Starlightstarbright1 · 02/09/2020 22:19

I have just read through the thread.

your eyes have been opened.. you are on your way to a happier life.

I agree ducks in a row.. do not delete ant abusive messages. Do speak to a solicitor.

Block him on all your social media.. it gives you a snse of freedo, Take a look through friends , remove his friends , restrict mutual ones for now.

GreyShadow · 02/09/2020 22:21

Blimey OP!!! What a gal!

Congratulations on your promotion and congratulations on your new life without that cocklodging waste of space!!

Tistheseason17 · 02/09/2020 22:23

Stay strong, OP - you've taken the first difficult step

Strokethefurrywall · 02/09/2020 22:24

Well done OP, keep your head up and think of the incredible gift you've given your children.

Now they get to see a strong mother who put herself and her kids ahead of their feckless, emotionally abusive waste of space father. They will thank you sooner rather than later when they see you hold your head proudly.

Noshowlomo · 02/09/2020 22:31

You’re amazing OP- well done. What an absolute fucker. A massive controlling useless bully!
Wherever he is tonight, I hope he’s comfy, as he’ll be there a lot more from now on!!

FloreanFortescue · 02/09/2020 22:32

Best of luck OP. You sound awesome by the way Star

Freddiefox · 02/09/2020 22:36

I doubt he’ll go for full custody, mine always told me he would. He, like yours would arrange to have the dc’s then disappear when the time came. So I put them in nursery, somehow this was wrong and it was my fault he couldn’t commit to a day and I should choose a nursery that was flexible.

Anyway they sound very similar, he didn’t bother going down that route. They often just like to use it as a means of control

ScatteredMama82 · 02/09/2020 22:39

I've been with someone like that and it's bloody awful. It wears away your self confidence and you walk on eggshells to try to avoid the next 'episode'. Being stonewalled is soul destroying. You are amazing, congratulations on your promotion, it sounds like you are providing a stable life for your kids and will be better off without him.
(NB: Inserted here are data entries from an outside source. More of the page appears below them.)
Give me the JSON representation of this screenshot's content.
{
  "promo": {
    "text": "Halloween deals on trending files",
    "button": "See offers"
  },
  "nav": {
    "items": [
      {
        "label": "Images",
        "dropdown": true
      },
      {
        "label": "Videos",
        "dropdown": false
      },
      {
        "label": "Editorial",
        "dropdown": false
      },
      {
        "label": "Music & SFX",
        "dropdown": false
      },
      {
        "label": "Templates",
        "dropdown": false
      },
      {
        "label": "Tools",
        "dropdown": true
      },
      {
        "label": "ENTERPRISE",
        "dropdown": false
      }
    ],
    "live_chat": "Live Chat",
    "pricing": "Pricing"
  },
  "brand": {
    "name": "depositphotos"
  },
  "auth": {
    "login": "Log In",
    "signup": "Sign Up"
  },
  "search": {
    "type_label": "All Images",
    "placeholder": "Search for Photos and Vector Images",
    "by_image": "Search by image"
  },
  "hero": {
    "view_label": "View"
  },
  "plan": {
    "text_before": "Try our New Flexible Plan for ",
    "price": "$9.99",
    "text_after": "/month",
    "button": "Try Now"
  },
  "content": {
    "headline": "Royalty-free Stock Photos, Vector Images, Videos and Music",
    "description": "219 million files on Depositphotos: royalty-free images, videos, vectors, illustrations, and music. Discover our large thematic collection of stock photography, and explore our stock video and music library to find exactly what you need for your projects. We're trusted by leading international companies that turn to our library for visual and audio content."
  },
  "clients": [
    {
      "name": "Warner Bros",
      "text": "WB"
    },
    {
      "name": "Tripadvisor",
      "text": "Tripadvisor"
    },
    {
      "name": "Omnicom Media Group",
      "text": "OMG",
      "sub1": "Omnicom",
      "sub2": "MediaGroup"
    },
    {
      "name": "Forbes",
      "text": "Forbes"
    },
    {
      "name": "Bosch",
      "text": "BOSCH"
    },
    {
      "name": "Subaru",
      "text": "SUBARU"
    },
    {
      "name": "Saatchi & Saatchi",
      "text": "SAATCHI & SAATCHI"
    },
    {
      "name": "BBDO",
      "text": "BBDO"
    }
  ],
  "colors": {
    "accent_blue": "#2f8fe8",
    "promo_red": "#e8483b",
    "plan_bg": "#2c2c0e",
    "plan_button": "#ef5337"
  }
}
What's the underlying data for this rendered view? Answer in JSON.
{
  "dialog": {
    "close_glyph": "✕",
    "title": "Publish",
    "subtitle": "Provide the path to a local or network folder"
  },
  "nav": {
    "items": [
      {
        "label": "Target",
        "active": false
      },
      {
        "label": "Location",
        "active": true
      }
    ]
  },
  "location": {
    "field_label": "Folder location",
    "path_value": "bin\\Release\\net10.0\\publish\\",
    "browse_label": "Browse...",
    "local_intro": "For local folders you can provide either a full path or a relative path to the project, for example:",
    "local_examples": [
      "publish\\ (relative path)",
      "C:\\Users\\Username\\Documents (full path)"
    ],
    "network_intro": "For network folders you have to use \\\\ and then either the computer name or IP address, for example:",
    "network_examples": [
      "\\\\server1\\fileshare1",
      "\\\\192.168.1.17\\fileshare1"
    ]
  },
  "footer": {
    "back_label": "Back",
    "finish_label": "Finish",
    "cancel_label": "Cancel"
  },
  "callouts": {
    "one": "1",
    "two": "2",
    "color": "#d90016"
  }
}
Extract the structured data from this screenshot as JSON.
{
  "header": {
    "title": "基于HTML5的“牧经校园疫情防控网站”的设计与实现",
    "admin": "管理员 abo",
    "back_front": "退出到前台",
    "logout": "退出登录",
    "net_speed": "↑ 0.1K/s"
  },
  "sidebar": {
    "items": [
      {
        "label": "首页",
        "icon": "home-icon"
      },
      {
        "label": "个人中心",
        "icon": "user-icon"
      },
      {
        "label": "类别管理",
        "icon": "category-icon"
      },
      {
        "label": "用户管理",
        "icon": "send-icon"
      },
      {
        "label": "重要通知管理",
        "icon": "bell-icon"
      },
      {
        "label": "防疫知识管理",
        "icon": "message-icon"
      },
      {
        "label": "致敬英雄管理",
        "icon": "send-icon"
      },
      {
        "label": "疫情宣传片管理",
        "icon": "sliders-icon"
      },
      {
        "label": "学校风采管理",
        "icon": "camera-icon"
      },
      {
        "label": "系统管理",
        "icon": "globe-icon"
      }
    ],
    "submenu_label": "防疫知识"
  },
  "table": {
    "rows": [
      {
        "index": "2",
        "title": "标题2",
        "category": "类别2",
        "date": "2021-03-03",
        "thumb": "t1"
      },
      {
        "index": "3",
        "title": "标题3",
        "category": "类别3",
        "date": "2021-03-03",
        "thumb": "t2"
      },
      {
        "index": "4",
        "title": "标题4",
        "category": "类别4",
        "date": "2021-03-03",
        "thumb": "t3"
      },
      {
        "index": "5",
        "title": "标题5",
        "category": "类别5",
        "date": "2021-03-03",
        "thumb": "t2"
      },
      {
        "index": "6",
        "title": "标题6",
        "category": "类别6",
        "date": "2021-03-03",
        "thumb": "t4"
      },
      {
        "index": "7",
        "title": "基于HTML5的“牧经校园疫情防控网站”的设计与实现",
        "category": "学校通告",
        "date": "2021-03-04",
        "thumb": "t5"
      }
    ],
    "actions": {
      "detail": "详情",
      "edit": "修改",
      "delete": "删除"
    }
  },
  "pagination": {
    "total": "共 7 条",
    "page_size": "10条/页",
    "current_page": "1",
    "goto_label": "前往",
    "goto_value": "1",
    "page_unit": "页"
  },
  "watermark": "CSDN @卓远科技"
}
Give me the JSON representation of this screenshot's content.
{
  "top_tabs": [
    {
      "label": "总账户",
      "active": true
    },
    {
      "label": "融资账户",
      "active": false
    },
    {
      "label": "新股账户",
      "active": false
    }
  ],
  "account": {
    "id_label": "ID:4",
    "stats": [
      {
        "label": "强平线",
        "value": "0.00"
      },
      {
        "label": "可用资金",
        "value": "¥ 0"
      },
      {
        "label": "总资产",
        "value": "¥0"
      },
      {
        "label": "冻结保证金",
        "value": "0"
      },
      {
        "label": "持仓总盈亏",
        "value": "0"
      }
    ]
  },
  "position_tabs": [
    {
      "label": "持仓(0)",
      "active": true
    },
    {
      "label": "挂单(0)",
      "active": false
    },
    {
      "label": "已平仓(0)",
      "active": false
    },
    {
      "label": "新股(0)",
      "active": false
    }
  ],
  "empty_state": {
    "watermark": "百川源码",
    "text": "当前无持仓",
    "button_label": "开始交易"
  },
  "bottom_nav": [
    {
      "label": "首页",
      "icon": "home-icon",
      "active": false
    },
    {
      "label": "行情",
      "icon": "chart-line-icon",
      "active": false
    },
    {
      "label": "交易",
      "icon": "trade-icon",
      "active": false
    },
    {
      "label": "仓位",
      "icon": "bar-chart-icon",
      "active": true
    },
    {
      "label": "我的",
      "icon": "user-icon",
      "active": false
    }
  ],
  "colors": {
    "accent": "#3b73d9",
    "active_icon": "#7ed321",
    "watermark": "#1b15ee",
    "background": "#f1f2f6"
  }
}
Don't let him back into your head!

Stannisbaratheonsboxofmatches · 02/09/2020 22:41

Well done OP!

Very good decision to get rid, and to go about it the way you are. Stuff into storage, locks changed, that’s the end of that.

Yes he will try to worm his way in, and then probably make threats about full “custody” (residence) but please be strong. You deserve so much better than this shitty “relationship”.

And looking from an outsiders POV - who is the stupid, thick one? You have a great job and have just been promoted! Despite him dragging you down and making it hard for you to work. You own a house! What does he do so great?

Merryoldgoat · 02/09/2020 22:44

I always feel so proud of the OP on threads like this. I don’t mean it in a condescending way, but after being ground down to have a glimmer of clarity and to act fast when they realise they’re being abused.

I’m so glad they can get free.

Jux · 02/09/2020 22:46

Well done, lovely, well done!

When the dust has settled a little, get yourself onto The Freedom Programme, it'll really help you; reset your boundaries, recognise abusers quickly, hear others' stories, have a laugh.

LadyLairdArgyll · 02/09/2020 22:46

Christ OP, this man has been bleeding you dry for 4 years?! £140 a month, he must be laughing all the way to the bank, and he still cannot treat you respectfully, what a creep.

Good on you for seeing this for the abusive relationship that it is. Stay strong and know this.. you and your kids deserve so much better Flowers

Railingsohno · 02/09/2020 22:48

Wow, I’m kind of in awe of you. Star You have your head well screwed on! Well done on your promotion too - just remember that your work obviously values you if you ever have any feelings of doubt!

ladyflower23 · 02/09/2020 22:52

You are awesome op. Stay strong. There is a better life for you and your children on the other side of this.